Wenn wir nach dem Muster der Ermordung der gesellschaftlichen Führungspersonen und ehemaligen Guerillamitglieder suchen, müssen wir sagen, dass alle Spuren zur staatlichen Verantwortung zurückführen, nicht nur wegen des historischen Hintergrunds.
Drei Muster während der Verhandlungen und danach führen zu dieser Schlussfolgerung. Das erste, das chronologische Muster, terminiert den Beginn der Attentate nach der ersten Dialogankündigung. Zu dieser Zeit hatten beide zentralen Guerillas des Landes das Feuer eingestellt.
Die Armee nutzte die Gelegenheit, um die Stellungen der Aufständischen zu umzingeln, und die Geheimdienste, um in den Einflussbereichen der Guerilla in die Gemeinde einzudringen.
Das zeitliche Muster bezieht sich auch auf die politische Sensibilität der Morde. Als drei Monate nach dem Anstieg der Zahl der Morde an gesellschaftlichen Führungspersonen und an einigen schwierigen Verhandlungspunkten einige Meilensteine erreicht wurden, war die Antwort, den militärischen Druck auf die Guerilla und die gesellschaftlichen Führungspersonen durch Repression zu verstärken.
Nach der Unterzeichnung der Friedensabkommen konzentrierte sich die Gewalt auf die mittleren Guerilla-Führer, die ihre Waffen abgegeben hatten, und die gesellschaftlichen Führungspersonen des Landes. Die ursprüngliche Hypothese ist, dass sie die Verbindung zwischen den ideologischen Strukturen der Guerilla und dem Land darstellten.
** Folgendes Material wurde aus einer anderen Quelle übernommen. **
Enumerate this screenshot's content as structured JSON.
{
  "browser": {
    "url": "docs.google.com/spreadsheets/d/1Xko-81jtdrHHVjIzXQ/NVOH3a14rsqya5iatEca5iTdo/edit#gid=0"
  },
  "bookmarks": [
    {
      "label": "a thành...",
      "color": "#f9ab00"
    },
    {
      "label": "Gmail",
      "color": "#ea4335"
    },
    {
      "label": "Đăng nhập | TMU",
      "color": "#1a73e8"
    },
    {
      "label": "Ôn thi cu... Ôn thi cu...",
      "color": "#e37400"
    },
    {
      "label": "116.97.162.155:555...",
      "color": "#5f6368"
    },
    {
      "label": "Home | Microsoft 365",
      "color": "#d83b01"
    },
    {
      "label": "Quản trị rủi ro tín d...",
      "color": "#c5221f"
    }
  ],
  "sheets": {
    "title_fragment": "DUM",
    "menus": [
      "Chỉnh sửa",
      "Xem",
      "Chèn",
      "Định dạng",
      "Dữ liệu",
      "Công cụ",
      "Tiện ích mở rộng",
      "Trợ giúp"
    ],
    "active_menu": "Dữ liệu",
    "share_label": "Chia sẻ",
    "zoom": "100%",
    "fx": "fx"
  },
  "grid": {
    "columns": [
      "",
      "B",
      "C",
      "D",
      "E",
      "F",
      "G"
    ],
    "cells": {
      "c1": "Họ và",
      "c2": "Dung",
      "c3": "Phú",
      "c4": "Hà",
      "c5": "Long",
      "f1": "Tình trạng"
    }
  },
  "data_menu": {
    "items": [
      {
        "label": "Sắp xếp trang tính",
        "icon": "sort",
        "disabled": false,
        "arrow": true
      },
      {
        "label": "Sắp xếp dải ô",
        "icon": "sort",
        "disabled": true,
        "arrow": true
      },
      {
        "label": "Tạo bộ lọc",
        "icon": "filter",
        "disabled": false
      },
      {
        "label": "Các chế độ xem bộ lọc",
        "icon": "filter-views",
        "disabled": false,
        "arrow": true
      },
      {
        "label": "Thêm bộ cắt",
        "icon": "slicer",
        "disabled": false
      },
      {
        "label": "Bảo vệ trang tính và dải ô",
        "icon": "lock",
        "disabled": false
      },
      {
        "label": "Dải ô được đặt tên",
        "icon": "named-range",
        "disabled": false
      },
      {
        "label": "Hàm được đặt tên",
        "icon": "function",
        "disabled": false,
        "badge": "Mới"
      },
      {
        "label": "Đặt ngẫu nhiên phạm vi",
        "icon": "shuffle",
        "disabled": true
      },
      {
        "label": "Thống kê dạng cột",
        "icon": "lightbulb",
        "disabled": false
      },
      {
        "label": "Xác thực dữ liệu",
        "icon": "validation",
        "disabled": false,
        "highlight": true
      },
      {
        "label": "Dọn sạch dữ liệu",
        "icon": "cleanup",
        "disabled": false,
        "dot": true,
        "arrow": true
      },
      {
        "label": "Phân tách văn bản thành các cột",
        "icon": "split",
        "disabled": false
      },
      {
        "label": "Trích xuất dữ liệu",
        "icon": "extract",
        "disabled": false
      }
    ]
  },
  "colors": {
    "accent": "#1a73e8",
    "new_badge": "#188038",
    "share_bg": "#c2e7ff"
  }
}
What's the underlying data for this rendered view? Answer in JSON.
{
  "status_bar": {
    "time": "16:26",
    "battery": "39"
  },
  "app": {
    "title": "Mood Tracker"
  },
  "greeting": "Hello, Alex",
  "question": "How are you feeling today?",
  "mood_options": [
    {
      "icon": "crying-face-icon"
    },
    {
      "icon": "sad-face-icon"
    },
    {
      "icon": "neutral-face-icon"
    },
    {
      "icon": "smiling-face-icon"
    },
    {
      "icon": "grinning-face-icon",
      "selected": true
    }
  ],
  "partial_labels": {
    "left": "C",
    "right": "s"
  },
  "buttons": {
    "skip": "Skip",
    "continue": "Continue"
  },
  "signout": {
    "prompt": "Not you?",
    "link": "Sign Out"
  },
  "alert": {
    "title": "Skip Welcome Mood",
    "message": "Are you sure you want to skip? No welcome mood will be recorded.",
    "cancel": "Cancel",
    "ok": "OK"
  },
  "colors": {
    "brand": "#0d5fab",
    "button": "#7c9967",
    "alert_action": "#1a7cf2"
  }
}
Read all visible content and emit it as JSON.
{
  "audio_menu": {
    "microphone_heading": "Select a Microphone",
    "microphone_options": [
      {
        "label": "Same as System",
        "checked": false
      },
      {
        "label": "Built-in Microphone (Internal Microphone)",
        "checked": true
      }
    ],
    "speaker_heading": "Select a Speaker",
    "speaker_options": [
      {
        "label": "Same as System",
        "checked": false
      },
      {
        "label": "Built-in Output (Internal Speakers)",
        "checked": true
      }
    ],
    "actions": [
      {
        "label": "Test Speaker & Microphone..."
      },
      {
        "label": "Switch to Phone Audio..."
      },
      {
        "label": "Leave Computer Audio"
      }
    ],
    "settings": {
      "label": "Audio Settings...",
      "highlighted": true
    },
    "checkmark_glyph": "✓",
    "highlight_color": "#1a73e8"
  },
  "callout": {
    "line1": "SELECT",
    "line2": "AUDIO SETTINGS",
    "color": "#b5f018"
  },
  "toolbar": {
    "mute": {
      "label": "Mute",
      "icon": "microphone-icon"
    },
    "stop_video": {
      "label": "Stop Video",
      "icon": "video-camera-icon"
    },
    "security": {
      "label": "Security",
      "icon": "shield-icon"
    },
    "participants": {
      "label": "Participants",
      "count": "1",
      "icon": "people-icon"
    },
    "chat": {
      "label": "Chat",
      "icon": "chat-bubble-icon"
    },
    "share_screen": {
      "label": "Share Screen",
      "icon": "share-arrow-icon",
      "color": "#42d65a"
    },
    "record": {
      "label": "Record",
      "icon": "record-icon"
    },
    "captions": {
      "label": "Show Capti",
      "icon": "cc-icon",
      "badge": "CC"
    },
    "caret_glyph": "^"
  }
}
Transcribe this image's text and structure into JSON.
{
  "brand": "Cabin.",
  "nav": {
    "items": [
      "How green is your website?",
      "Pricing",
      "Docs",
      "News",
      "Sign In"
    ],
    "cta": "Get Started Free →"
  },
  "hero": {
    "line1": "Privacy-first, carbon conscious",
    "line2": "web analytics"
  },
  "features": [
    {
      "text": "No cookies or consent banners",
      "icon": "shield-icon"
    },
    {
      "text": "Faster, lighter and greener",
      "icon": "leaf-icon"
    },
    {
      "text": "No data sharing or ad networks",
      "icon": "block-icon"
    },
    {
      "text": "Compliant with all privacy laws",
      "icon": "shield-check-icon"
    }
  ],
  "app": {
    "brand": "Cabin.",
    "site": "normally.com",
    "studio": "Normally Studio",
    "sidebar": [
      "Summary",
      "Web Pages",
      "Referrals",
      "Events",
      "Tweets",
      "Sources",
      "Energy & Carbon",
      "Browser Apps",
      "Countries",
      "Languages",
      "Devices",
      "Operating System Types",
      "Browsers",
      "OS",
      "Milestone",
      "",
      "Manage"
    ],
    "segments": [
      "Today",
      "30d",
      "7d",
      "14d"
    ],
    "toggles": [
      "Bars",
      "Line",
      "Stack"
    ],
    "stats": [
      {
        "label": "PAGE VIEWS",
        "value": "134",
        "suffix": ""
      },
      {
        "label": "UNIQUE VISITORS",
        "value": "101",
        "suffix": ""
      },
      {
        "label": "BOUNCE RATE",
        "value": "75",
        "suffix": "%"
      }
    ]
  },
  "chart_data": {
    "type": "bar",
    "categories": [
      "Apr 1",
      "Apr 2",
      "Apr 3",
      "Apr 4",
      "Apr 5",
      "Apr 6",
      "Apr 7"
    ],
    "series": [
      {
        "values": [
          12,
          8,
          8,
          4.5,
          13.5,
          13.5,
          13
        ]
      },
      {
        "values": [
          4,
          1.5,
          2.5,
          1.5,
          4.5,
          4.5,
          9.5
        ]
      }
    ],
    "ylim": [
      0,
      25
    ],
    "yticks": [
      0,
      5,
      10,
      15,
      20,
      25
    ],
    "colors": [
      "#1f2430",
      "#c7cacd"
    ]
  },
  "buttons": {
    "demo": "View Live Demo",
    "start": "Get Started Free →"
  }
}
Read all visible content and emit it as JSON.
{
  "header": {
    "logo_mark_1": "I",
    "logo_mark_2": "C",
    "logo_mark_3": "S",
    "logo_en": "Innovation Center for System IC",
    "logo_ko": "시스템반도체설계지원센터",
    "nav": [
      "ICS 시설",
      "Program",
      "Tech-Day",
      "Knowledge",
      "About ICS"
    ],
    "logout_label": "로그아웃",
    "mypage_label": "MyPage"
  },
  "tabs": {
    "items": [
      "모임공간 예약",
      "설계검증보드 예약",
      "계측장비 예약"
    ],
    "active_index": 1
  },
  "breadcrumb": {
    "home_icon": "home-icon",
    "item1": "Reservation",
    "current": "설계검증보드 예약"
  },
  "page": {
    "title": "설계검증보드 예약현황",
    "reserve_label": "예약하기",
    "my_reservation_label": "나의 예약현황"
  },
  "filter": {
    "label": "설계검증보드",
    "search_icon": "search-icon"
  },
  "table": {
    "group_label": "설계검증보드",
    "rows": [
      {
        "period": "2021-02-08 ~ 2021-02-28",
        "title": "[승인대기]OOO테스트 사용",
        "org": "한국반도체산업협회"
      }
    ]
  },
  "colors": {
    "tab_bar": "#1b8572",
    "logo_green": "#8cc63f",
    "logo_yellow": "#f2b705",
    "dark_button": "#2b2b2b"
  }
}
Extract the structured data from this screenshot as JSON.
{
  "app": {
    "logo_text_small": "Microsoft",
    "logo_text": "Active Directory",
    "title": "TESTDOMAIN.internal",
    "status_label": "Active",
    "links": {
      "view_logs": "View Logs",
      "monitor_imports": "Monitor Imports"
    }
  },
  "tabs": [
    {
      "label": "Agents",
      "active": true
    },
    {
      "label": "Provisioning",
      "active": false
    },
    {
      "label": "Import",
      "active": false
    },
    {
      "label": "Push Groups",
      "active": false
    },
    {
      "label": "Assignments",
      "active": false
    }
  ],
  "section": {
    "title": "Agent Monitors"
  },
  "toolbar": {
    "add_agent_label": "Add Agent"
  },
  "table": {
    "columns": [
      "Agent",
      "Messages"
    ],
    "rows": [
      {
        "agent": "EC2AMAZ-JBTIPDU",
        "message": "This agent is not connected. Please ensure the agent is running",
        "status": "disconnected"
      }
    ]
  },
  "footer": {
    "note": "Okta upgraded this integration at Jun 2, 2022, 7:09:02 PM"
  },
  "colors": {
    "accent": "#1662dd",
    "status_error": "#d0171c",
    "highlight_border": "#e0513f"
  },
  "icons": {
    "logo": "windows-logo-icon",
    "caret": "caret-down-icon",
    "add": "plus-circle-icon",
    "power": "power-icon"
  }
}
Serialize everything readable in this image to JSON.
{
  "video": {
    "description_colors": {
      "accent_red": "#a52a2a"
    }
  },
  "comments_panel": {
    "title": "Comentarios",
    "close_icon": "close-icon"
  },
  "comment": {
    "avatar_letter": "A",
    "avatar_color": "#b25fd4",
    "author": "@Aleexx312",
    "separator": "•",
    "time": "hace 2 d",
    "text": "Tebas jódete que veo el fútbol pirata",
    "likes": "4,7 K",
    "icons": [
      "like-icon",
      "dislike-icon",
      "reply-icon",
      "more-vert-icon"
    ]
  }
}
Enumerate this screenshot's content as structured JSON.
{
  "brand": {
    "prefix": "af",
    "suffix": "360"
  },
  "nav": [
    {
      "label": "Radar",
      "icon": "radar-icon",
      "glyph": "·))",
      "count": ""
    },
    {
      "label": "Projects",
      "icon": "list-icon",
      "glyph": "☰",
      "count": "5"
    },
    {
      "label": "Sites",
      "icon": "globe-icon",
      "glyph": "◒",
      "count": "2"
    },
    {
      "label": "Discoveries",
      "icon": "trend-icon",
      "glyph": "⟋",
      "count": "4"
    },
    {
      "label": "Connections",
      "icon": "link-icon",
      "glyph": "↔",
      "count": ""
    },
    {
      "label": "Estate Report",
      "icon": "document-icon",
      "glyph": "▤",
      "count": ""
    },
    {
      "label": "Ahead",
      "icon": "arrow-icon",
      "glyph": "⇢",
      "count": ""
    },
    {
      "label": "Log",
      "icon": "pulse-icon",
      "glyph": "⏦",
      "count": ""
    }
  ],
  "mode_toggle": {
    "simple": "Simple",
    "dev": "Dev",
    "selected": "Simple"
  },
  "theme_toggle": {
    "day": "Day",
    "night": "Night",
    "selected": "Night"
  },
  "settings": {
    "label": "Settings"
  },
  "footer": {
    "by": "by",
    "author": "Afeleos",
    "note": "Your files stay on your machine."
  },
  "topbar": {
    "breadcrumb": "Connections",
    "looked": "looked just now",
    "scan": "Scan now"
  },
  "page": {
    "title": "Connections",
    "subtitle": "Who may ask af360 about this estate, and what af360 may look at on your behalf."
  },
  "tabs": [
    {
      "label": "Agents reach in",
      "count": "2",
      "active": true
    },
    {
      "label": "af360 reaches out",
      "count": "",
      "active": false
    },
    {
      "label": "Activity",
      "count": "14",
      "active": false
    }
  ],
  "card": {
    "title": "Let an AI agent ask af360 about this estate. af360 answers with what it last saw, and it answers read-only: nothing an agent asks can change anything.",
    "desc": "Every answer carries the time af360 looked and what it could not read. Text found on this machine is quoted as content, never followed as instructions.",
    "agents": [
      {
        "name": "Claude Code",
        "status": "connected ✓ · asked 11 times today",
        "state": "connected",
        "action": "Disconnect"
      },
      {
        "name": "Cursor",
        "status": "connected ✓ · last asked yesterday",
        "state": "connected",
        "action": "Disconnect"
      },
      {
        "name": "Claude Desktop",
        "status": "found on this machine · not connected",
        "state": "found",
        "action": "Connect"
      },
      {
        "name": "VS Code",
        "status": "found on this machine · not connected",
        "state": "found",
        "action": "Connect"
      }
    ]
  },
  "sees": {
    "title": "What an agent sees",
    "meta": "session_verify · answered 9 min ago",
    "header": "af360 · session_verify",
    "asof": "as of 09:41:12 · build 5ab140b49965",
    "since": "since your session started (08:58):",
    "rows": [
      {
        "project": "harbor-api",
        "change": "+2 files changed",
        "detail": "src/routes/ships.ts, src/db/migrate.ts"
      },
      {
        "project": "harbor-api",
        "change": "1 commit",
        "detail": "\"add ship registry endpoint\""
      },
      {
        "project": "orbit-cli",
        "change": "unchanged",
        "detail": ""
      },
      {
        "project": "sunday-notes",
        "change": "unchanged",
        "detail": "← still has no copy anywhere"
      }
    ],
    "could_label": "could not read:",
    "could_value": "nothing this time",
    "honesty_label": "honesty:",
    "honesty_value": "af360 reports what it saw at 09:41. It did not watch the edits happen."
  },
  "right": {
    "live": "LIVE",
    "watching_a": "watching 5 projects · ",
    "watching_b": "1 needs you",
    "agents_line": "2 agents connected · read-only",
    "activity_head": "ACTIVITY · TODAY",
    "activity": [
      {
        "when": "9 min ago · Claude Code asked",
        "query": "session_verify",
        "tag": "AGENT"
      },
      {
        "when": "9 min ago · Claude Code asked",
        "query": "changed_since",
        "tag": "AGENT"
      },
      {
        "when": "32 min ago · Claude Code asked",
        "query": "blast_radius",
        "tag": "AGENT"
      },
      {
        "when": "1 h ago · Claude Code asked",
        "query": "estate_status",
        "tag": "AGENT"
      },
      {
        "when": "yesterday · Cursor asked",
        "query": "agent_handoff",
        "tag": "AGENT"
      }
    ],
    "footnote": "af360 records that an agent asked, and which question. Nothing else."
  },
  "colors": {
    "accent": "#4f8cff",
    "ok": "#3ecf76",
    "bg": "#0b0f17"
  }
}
Das zweite Muster ist das territoriale Muster, das durch eine hohe Konzentration an Morden in einigen Gebieten repräsentiert wird, die das strategische Rückgrat der FARC bildeten, und es muss erwähnt werden, dass diese Gebiete nach dem Friedensabkommen stark militarisiert wurden, was uns zu sagen erlaubt, dass es sich um Morde in von der nationalen Armee kontrollierten Gebieten handelte.
Das dritte Muster ist mit dem Modus operandi verbunden; 89 % der Morde wurden mit Schusswaffen begangen und 41 % mit wenigen Schüssen, was Fachkenntnis und Wachsamkeit, d. h. organisierte Strukturen, bedeutet.
Es wurde auch festgestellt, dass die Morde an gesellschaftlichen Führungspersonen tendenziell in der Nähe ihres Wohnortes verübt wurden und 45 % der Vorfälle immer noch ohne Untersuchung blieben oder ohne Anhaltspunkte für den möglichen Täter.
Es ist wichtig herauszustellen, dass die meisten der ermordeten gesellschaftlichen Führungspersonen in den sozialen Bereichen Ähnlichkeiten mit der strategischen Achse des Konsolidierungsplans »Victoria« aufwiesen, einem Plan, den die Armee für die von den FARC verlassenen Gebiete entwickelte.
Führungspersonen im Umweltbereich und bei der Landrückgabe sowie Angehörige ethnischer Gruppen entsprechen der strategischen Achse des »Plan Viktoria«, der darauf abzielt, die ausländischen Investitionen im Bergbau und die Hilfe beim Landrestitutionsprozess zu schützen sowie ethnische Minderheiten zu kontrollieren. Die Konzentration von Attentaten auf derselben Achse ist zumindest verdächtig.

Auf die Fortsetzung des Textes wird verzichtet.